Question 2: What are the advantages of minimally invasive spine surgery?
The incision for this operation is relatively small, with an average of 2 cm and sometimes smaller, in between 0.5 to 0.8 mm. A small incision can reduce postoperative pain and reduce blood loss. These reasons allowing patients to shorten the length of hospital stay, ranging from 1 to 3 days, compared to 5 to 8 days if traditional surgery is performed instead.
Question 3: What are the disadvantages of minimally invasive spine surgery?
The surgery can be performed at any site of human body, but this surgical procedure is considered a real test on doctor’s skills. In traditional spinal surgery, doctor will cut open wounds on patient’s body. In contrast, minimally invasive surgery is only performed through small incisions.
Question 4: How long is the average length of minimally invasive spinal surgery?
The operation time ranges from 45 minutes to 2 hours, sometimes even up to 3 hours, whereas the traditional operation takes an average of 2 to 4 hours.

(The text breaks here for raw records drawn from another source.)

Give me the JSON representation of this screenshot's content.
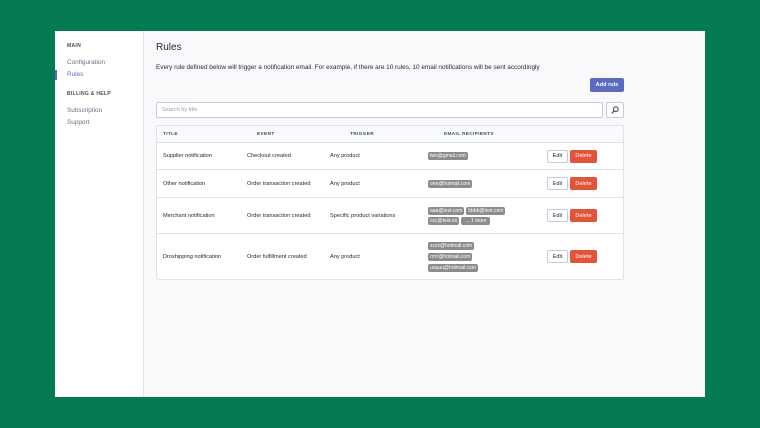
{
  "sidebar": {
    "main_heading": "MAIN",
    "main_items": [
      {
        "label": "Configuration",
        "active": false
      },
      {
        "label": "Rules",
        "active": true
      }
    ],
    "billing_heading": "BILLING & HELP",
    "billing_items": [
      {
        "label": "Subscription"
      },
      {
        "label": "Support"
      }
    ]
  },
  "page": {
    "title": "Rules",
    "description": "Every rule defined below will trigger a notification email. For example, if there are 10 rules, 10 email notifications will be sent accordingly",
    "add_button": "Add rule"
  },
  "search": {
    "placeholder": "Search by title",
    "icon": "search-icon"
  },
  "table": {
    "headers": [
      "TITLE",
      "EVENT",
      "TRIGGER",
      "EMAIL RECIPIENTS"
    ],
    "rows": [
      {
        "title": "Supplier notification",
        "event": "Checkout created",
        "trigger": "Any product",
        "recipients": [
          "two@gmail.com"
        ],
        "edit": "Edit",
        "delete": "Delete"
      },
      {
        "title": "Other notification",
        "event": "Order transaction created",
        "trigger": "Any product",
        "recipients": [
          "one@hotmail.com"
        ],
        "edit": "Edit",
        "delete": "Delete"
      },
      {
        "title": "Merchant notification",
        "event": "Order transaction created",
        "trigger": "Specific product variations",
        "recipients": [
          "aaa@test.com",
          "bbbb@test.com",
          "ccc@test.es"
        ],
        "more": "... 1 more",
        "edit": "Edit",
        "delete": "Delete"
      },
      {
        "title": "Droshipping notification",
        "event": "Order fulfillment created",
        "trigger": "Any product",
        "recipients": [
          "zzzz@hotmail.com",
          "rrrrr@hotmail.com",
          "uuuuu@hotmail.com"
        ],
        "edit": "Edit",
        "delete": "Delete"
      }
    ]
  },
  "colors": {
    "background": "#047a55",
    "accent": "#5c6ac4",
    "delete": "#de3618",
    "tag": "#8c8c8c"
  }
}
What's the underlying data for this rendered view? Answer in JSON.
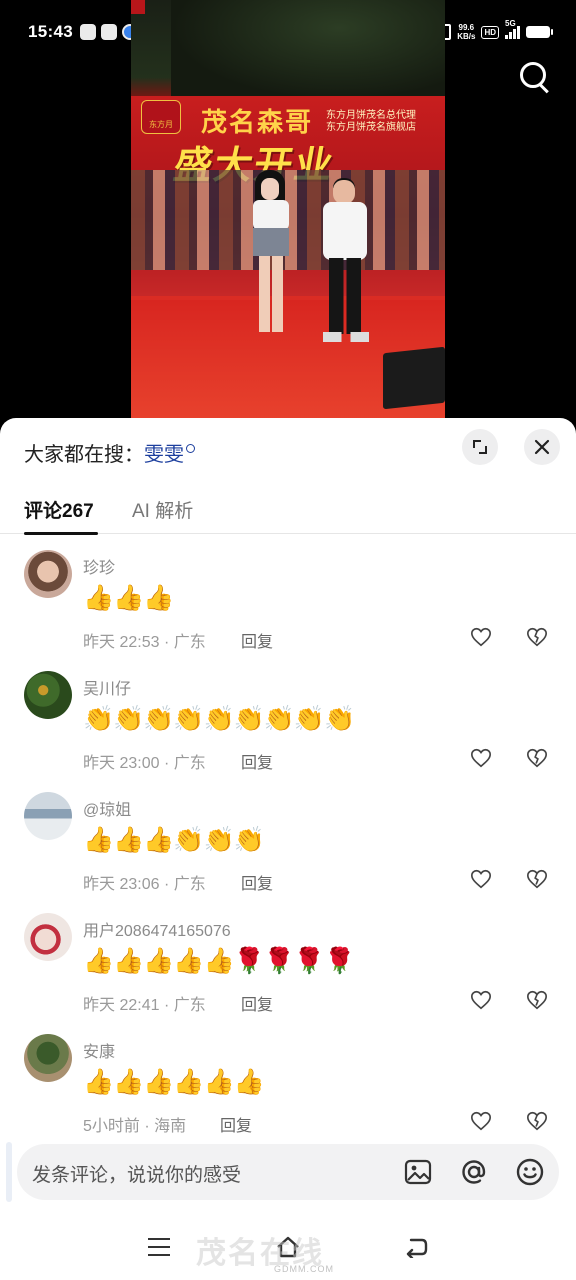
{
  "status_bar": {
    "time": "15:43",
    "net_speed_value": "99.6",
    "net_speed_unit": "KB/s",
    "hd_label": "HD",
    "network": "5G",
    "battery_level": 0.95
  },
  "video": {
    "banner_title": "茂名森哥",
    "banner_subtitle_line1": "东方月饼茂名总代理",
    "banner_subtitle_line2": "东方月饼茂名旗舰店",
    "banner_headline": "盛大开业",
    "banner_logo": "东方月"
  },
  "sheet": {
    "hot_search_label": "大家都在搜：",
    "hot_search_keyword": "雯雯"
  },
  "tabs": {
    "comments_label": "评论",
    "comments_count": "267",
    "ai_label": "AI 解析"
  },
  "comments": [
    {
      "user": "珍珍",
      "content": "👍👍👍",
      "time": "昨天 22:53",
      "location": "广东",
      "reply": "回复"
    },
    {
      "user": "吴川仔",
      "content": "👏👏👏👏👏👏👏👏👏",
      "time": "昨天 23:00",
      "location": "广东",
      "reply": "回复"
    },
    {
      "user": "@琼姐",
      "content": "👍👍👍👏👏👏",
      "time": "昨天 23:06",
      "location": "广东",
      "reply": "回复"
    },
    {
      "user": "用户2086474165076",
      "content": "👍👍👍👍👍🌹🌹🌹🌹",
      "time": "昨天 22:41",
      "location": "广东",
      "reply": "回复"
    },
    {
      "user": "安康",
      "content": "👍👍👍👍👍👍",
      "time": "5小时前",
      "location": "海南",
      "reply": "回复"
    }
  ],
  "composer": {
    "placeholder": "发条评论，说说你的感受"
  },
  "watermark": {
    "text": "GDMM.COM",
    "mark": "茂名在线"
  },
  "colors": {
    "keyword": "#1d3f9e",
    "text_primary": "#222222",
    "text_secondary": "#8a8a8a",
    "sheet_bg": "#ffffff",
    "input_bg": "#f2f2f3"
  }
}
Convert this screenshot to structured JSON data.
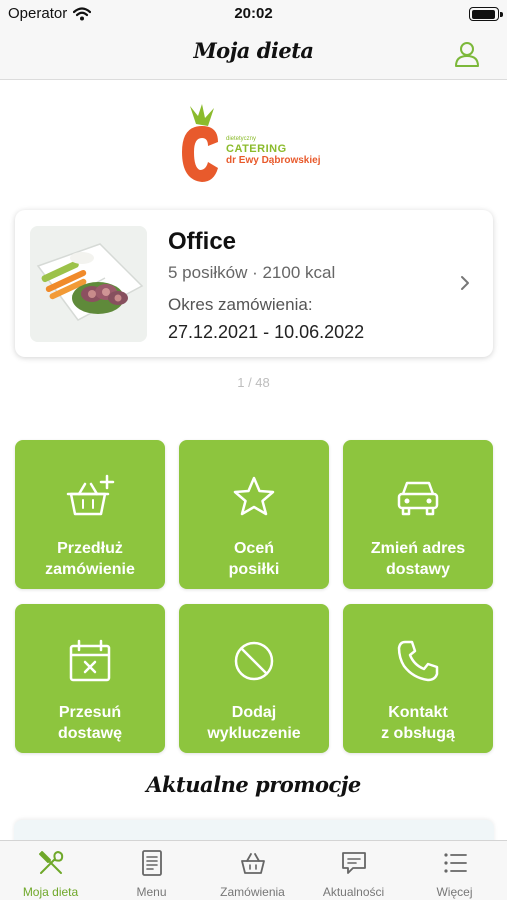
{
  "status_bar": {
    "carrier": "Operator",
    "time": "20:02"
  },
  "nav": {
    "title": "Moja dieta"
  },
  "logo": {
    "line1": "dietetyczny",
    "line2": "CATERING",
    "line3": "dr Ewy Dąbrowskiej"
  },
  "order": {
    "name": "Office",
    "meals": "5 posiłków · 2100 kcal",
    "period_label": "Okres zamówienia:",
    "dates": "27.12.2021 - 10.06.2022"
  },
  "pager": "1 / 48",
  "tiles": [
    {
      "label": "Przedłuż\nzamówienie",
      "icon": "basket-plus-icon"
    },
    {
      "label": "Oceń\nposiłki",
      "icon": "star-icon"
    },
    {
      "label": "Zmień adres\ndostawy",
      "icon": "car-icon"
    },
    {
      "label": "Przesuń\ndostawę",
      "icon": "calendar-x-icon"
    },
    {
      "label": "Dodaj\nwykluczenie",
      "icon": "prohibited-icon"
    },
    {
      "label": "Kontakt\nz obsługą",
      "icon": "phone-icon"
    }
  ],
  "promotions": {
    "title": "Aktualne promocje"
  },
  "tabs": [
    {
      "label": "Moja dieta",
      "icon": "fork-knife-icon",
      "active": true
    },
    {
      "label": "Menu",
      "icon": "menu-document-icon",
      "active": false
    },
    {
      "label": "Zamówienia",
      "icon": "basket-icon",
      "active": false
    },
    {
      "label": "Aktualności",
      "icon": "chat-bubble-icon",
      "active": false
    },
    {
      "label": "Więcej",
      "icon": "list-icon",
      "active": false
    }
  ],
  "colors": {
    "accent": "#8dc53e",
    "accent_dark": "#6fa82a",
    "logo_orange": "#e85a2c"
  }
}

Question 5: Did traditional spinal surgery and minimally invasive spine surgery give the same results?
Basically, the long-term effects are identical for both types of surgeries. However, from short term viewpoint, the hospitalisation time of minimally invasive spinal surgery, is giving shorter and faster recovery. Many patients can start working again after 2 weeks. On the other hand, the traditional surgery will require longer period of recovery, usually about 6 weeks.